In view of this, the current project aims to focus on the two most essential aspects that define a point of interest: postal address and name. That is, this project aims to address the following research questions
- Is it possible to effectively extract postal addresses from content of websites?
- Is it possible to effectively match a name of a point of interest to a previously extracted address?
- Is it possible to address these issues in a manner that is not fine tuned for a specific country, but capable of extracting relevant information over several different countries?
In answering the proposed research questions, the following goals were set up:
- Achieve and evaluate postal address extraction for US data
- Achieve and evaluate name extraction for US data
- Extend and evaluate these solutions to either one other country (France)
The project will output a proof of concept that will illustrate the outcome of the methods employed for the two tasks: postal address extraction and name extraction.
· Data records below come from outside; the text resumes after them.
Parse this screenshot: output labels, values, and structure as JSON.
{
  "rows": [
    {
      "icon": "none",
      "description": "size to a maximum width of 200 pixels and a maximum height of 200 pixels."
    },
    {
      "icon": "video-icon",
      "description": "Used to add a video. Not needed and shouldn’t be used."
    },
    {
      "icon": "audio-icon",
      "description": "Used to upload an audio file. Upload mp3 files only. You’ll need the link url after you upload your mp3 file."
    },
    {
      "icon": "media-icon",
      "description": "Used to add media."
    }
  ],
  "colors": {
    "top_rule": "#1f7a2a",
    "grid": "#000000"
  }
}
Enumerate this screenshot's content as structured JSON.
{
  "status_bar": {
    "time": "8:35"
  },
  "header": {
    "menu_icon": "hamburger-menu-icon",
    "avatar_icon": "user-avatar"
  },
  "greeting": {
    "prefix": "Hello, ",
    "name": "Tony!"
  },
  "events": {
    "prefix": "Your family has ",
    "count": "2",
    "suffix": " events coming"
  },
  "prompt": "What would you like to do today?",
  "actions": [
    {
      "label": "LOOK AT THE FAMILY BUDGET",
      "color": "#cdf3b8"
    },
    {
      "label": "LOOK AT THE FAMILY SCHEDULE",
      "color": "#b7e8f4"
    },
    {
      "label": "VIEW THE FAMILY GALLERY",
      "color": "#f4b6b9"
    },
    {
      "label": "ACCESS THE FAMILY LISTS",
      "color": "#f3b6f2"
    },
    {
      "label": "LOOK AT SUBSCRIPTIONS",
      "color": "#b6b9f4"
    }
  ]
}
This will be backed up by a report documenting the entire process.
Knowledge on points of interest is crucial for TomTom Places, a business unit aimed at directing end users to destinations of interest. One source of information currently exploited is the Web, with its wide range of point of interest websites. Because of this, this project has investigated to what extent relevant point of interest information can be automatically retrieved from such websites. Two issues were addressed: extraction of postal address information and extraction of name information.
Regarding address extraction, specific attention was given to solutions applicable for more than one country. The approach uses machine learning algorithms and country address formats in order to spot information of relevance. Extraction was applied to both United States and German data, with comparable results. For United States precision scores get as high as 0.87, while recall scores get approach a value of 0.9 For Germany precision scores get close to a value of 0.92, whereas recall scores reach 0.86.
With regard to name extraction, the topic was tackled at a conceptual level, by providing an overview relevant literature and by outlining several directions for future work on the matter.